I’m not going to lie here, Guacamelee! feels - at times - a little too tough for my aging 30-something reflexes, but also much like Super Meat Boy, even its darkest moments of teeth-grinding frustration continually prod at your brain for just one more try. Checkpointing in combat and platforming is superbly implemented to get back to the action without missing a beat, and most of the challenge is surmountable with practice and also deeply satisfying to overcome. It’s a game with mechanics that you can feel yourself getting better at with every passing enemy, and although the difficulty is always a step ahead, boy does it feel good to occasionally catch up.

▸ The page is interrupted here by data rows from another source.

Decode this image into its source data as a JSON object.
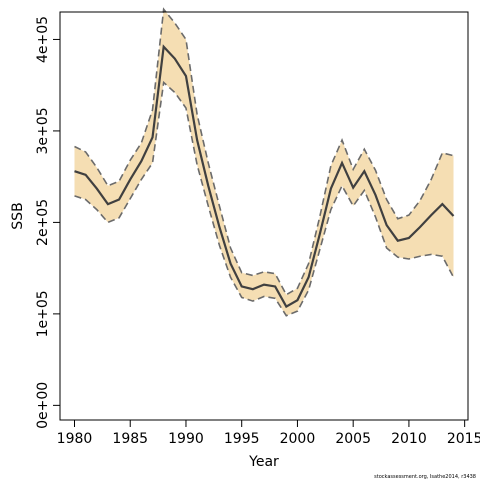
{
  "chart_data": {
    "type": "line",
    "xlabel": "Year",
    "ylabel": "SSB",
    "xlim": [
      1978.7,
      2015.3
    ],
    "ylim": [
      -16000,
      430000
    ],
    "xticks": [
      1980,
      1985,
      1990,
      1995,
      2000,
      2005,
      2010,
      2015
    ],
    "yticks": [
      0,
      100000,
      200000,
      300000,
      400000
    ],
    "xtick_labels": [
      "1980",
      "1985",
      "1990",
      "1995",
      "2000",
      "2005",
      "2010",
      "2015"
    ],
    "ytick_labels": [
      "0e+00",
      "1e+05",
      "2e+05",
      "3e+05",
      "4e+05"
    ],
    "grid": false,
    "colors": {
      "band": "#f5deb3",
      "line": "#404040",
      "bounds": "#6b6b6b"
    },
    "footnote": "stockassessment.org, Isathe2014, r3438",
    "x": [
      1980,
      1981,
      1982,
      1983,
      1984,
      1985,
      1986,
      1987,
      1988,
      1989,
      1990,
      1991,
      1992,
      1993,
      1994,
      1995,
      1996,
      1997,
      1998,
      1999,
      2000,
      2001,
      2002,
      2003,
      2004,
      2005,
      2006,
      2007,
      2008,
      2009,
      2010,
      2011,
      2012,
      2013,
      2014
    ],
    "series": [
      {
        "role": "estimate",
        "values": [
          256000,
          252000,
          237000,
          220000,
          225000,
          247000,
          267000,
          293000,
          392000,
          379000,
          360000,
          290000,
          240000,
          195000,
          155000,
          130000,
          127000,
          132000,
          130000,
          108000,
          115000,
          140000,
          187000,
          237000,
          265000,
          238000,
          256000,
          230000,
          197000,
          180000,
          183000,
          195000,
          208000,
          220000,
          207000
        ]
      },
      {
        "role": "upper",
        "values": [
          283000,
          277000,
          260000,
          240000,
          245000,
          268000,
          287000,
          323000,
          433000,
          418000,
          400000,
          318000,
          265000,
          218000,
          172000,
          145000,
          142000,
          146000,
          144000,
          121000,
          128000,
          155000,
          206000,
          262000,
          290000,
          258000,
          280000,
          257000,
          225000,
          204000,
          208000,
          224000,
          247000,
          276000,
          273000
        ]
      },
      {
        "role": "lower",
        "values": [
          229000,
          225000,
          214000,
          200000,
          205000,
          226000,
          247000,
          265000,
          353000,
          342000,
          325000,
          263000,
          218000,
          175000,
          140000,
          118000,
          114000,
          119000,
          117000,
          98000,
          103000,
          126000,
          170000,
          214000,
          240000,
          218000,
          235000,
          206000,
          172000,
          162000,
          160000,
          163000,
          165000,
          163000,
          140000
        ]
      }
    ]
  }
}
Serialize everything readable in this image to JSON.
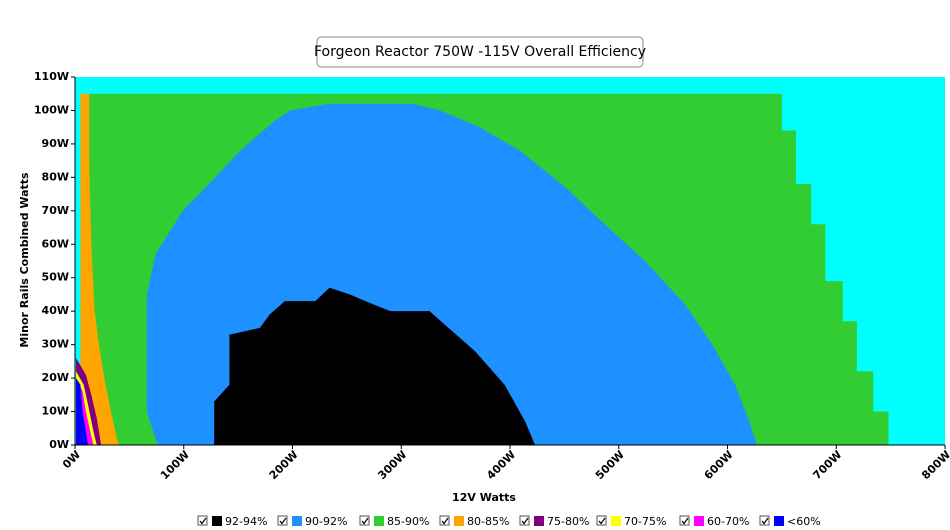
{
  "chart_data": {
    "type": "contour",
    "title": "Forgeon Reactor 750W -115V Overall Efficiency",
    "x_label": "12V Watts",
    "y_label": "Minor Rails Combined Watts",
    "xlim": [
      0,
      800
    ],
    "ylim": [
      0,
      110
    ],
    "xticks": [
      {
        "value": 0,
        "label": "0W"
      },
      {
        "value": 100,
        "label": "100W"
      },
      {
        "value": 200,
        "label": "200W"
      },
      {
        "value": 300,
        "label": "300W"
      },
      {
        "value": 400,
        "label": "400W"
      },
      {
        "value": 500,
        "label": "500W"
      },
      {
        "value": 600,
        "label": "600W"
      },
      {
        "value": 700,
        "label": "700W"
      },
      {
        "value": 800,
        "label": "800W"
      }
    ],
    "yticks": [
      {
        "value": 0,
        "label": "0W"
      },
      {
        "value": 10,
        "label": "10W"
      },
      {
        "value": 20,
        "label": "20W"
      },
      {
        "value": 30,
        "label": "30W"
      },
      {
        "value": 40,
        "label": "40W"
      },
      {
        "value": 50,
        "label": "50W"
      },
      {
        "value": 60,
        "label": "60W"
      },
      {
        "value": 70,
        "label": "70W"
      },
      {
        "value": 80,
        "label": "80W"
      },
      {
        "value": 90,
        "label": "90W"
      },
      {
        "value": 100,
        "label": "100W"
      },
      {
        "value": 110,
        "label": "110W"
      }
    ],
    "series": [
      {
        "name": "92-94%",
        "color": "#000000",
        "x": [
          128,
          128,
          142,
          142,
          170,
          179,
          193,
          221,
          234,
          253,
          267,
          290,
          326,
          340,
          368,
          395,
          414,
          423
        ],
        "values": [
          0,
          13,
          18,
          33,
          35,
          39,
          43,
          43,
          47,
          45,
          43,
          40,
          40,
          36,
          28,
          18,
          7,
          0
        ]
      },
      {
        "name": "90-92%",
        "color": "#1e90ff",
        "x": [
          76,
          66,
          66,
          74,
          99,
          129,
          152,
          184,
          198,
          234,
          280,
          310,
          336,
          372,
          409,
          451,
          487,
          524,
          561,
          586,
          607,
          619,
          627
        ],
        "values": [
          0,
          10,
          45,
          57,
          70,
          80,
          88,
          97,
          100,
          102,
          102,
          102,
          100,
          95,
          88,
          77,
          66,
          55,
          42,
          30,
          18,
          8,
          0
        ]
      },
      {
        "name": "85-90%",
        "color": "#32cd32",
        "x": [
          5,
          5,
          650,
          650,
          663,
          663,
          677,
          677,
          690,
          690,
          706,
          706,
          719,
          719,
          734,
          734,
          748,
          748
        ],
        "values": [
          0,
          105,
          105,
          94,
          94,
          78,
          78,
          66,
          66,
          49,
          49,
          37,
          37,
          22,
          22,
          10,
          10,
          0
        ]
      },
      {
        "name": "80-85%",
        "color": "#ffa500",
        "x": [
          5,
          5,
          13,
          13,
          15,
          18,
          22,
          27,
          33,
          40
        ],
        "values": [
          0,
          105,
          105,
          85,
          60,
          40,
          30,
          20,
          10,
          0
        ]
      },
      {
        "name": "75-80%",
        "color": "#800080",
        "x": [
          1,
          1,
          10,
          15,
          20,
          24
        ],
        "values": [
          0,
          26,
          21,
          15,
          8,
          0
        ]
      },
      {
        "name": "70-75%",
        "color": "#ffff00",
        "x": [
          1,
          1,
          8,
          12,
          17,
          20
        ],
        "values": [
          0,
          22,
          18,
          12,
          4,
          0
        ]
      },
      {
        "name": "60-70%",
        "color": "#ff00ff",
        "x": [
          1,
          1,
          7,
          10,
          14,
          17
        ],
        "values": [
          0,
          20,
          16,
          10,
          4,
          0
        ]
      },
      {
        "name": "<60%",
        "color": "#0000ff",
        "x": [
          1,
          1,
          5,
          7,
          10,
          12
        ],
        "values": [
          0,
          20,
          18,
          10,
          4,
          0
        ]
      }
    ]
  }
}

And much like Juan, Guacamelee! is a simple and yet vibrantly colourful beast. This is a world ripe for exploration, peppered with ridiculous dialogue and characters pulled from all the Mexican stereotypes you can shake your taco at. Despite ladling on the puns and references thick and fast however, Drinkbox just about manages to tread the line between humour and over-reliance on pop culture, and Juan’s visual style translates neatly from PS3 original to the uber-resolution of the PC monitor. Of all three host platforms I’d probably still favour the Vita’s condensed vibrancy above both big-screen iterations, but Guacamelee! looks great no matter where you play.
- Tactile, satisfying platforming
- Simple, deep combat
- Colourful design
- Pun after pun
- Occasionally a little too hectic
- A few frustrating difficulty spikes
- Humour occasionally falls flat
Guacamelee! PC Review
Guacamelee! is a project that wears its heart and influences proudly on its sleeve, but never feels as if those are being exploited purely for lack of inspiration. Juan is his own man, and his tale is by turns addictive, silly, maddening and supremely well designed. The platforming is tactile and never feels unfair, the puzzles are skill-based and satisfying to overcome, and the combat is simple in execution but supremely deep in combination.
Make no mistake though, this is one tough, tough critter. There are moments in Guacamelee! that rival the best a-ha! sections in games like Mark of the Ninja or Shadow Complex once you overcome the difficulty spikes, and to evoke comparison to either of those titles should tell you everything you need to know.